Implementation sketch for a reliable event bus with both task queuing and pub/sub functionality, originally based on this restbase doc.
Client connection
A popular and well supported option is to use websockets or long polling. Fall-back to polling is common in websocket libraries.
Using Kafka
for queuing
Goal: deliver each message at least once while avoiding duplicate processing.
Kafka splits a topic into many partitions.
- Each partition's *commit* offset is stored in zookeeper
- Reading from a partition is separate from committing the offset.

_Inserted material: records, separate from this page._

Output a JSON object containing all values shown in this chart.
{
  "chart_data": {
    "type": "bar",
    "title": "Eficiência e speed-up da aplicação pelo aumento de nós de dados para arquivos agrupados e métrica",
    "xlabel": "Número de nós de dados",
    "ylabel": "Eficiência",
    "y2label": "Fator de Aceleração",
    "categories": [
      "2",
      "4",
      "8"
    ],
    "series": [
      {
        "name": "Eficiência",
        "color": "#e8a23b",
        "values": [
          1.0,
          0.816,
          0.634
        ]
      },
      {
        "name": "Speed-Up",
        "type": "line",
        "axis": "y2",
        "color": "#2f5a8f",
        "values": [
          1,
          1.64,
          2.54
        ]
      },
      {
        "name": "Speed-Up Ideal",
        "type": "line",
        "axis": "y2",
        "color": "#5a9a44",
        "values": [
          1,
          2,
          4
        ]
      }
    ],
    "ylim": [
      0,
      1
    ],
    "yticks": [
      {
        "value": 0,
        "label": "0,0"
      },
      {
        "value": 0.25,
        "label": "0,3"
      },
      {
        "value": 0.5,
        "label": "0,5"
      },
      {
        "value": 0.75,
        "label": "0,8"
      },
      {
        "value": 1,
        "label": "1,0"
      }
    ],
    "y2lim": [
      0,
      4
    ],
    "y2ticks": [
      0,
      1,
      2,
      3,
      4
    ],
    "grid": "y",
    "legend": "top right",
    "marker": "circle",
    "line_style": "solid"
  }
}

Client keeps track of read offset
- Offset can be *committed* once acks are received by service clients (auto.commit.enable = false)
- Clients rebalance partitions on join; need more (~2x?) partitions than clients
Error / timeout handling
- Each message has an associated timeout
- configured per queue
- can be increased by client up to 12 hours (AWS) in poll request or per message ('heartbeat')
- If no ack is received within this timeout window:
- message is placed in internal queue & handed out again *once*; messages are only committed up to the failed message
- if retry succeeds, all is well
- else: place message(s) into retry queue, ack primary queue
- dequeue messages from retry queue as well, keep counter of retries
- once max number of retries reached, place message in separate dead-letter queue for inspection (ideally with some debugging info)
for pub/sub
Goal: Deliver each message to all consumers.
- use one consumer group id per pub/sub client
- each consumer group maintains its own commit offset, so speed independent
- error handling as in queuing
Open questions
- rebalance periodically based on committed offsets in each partition?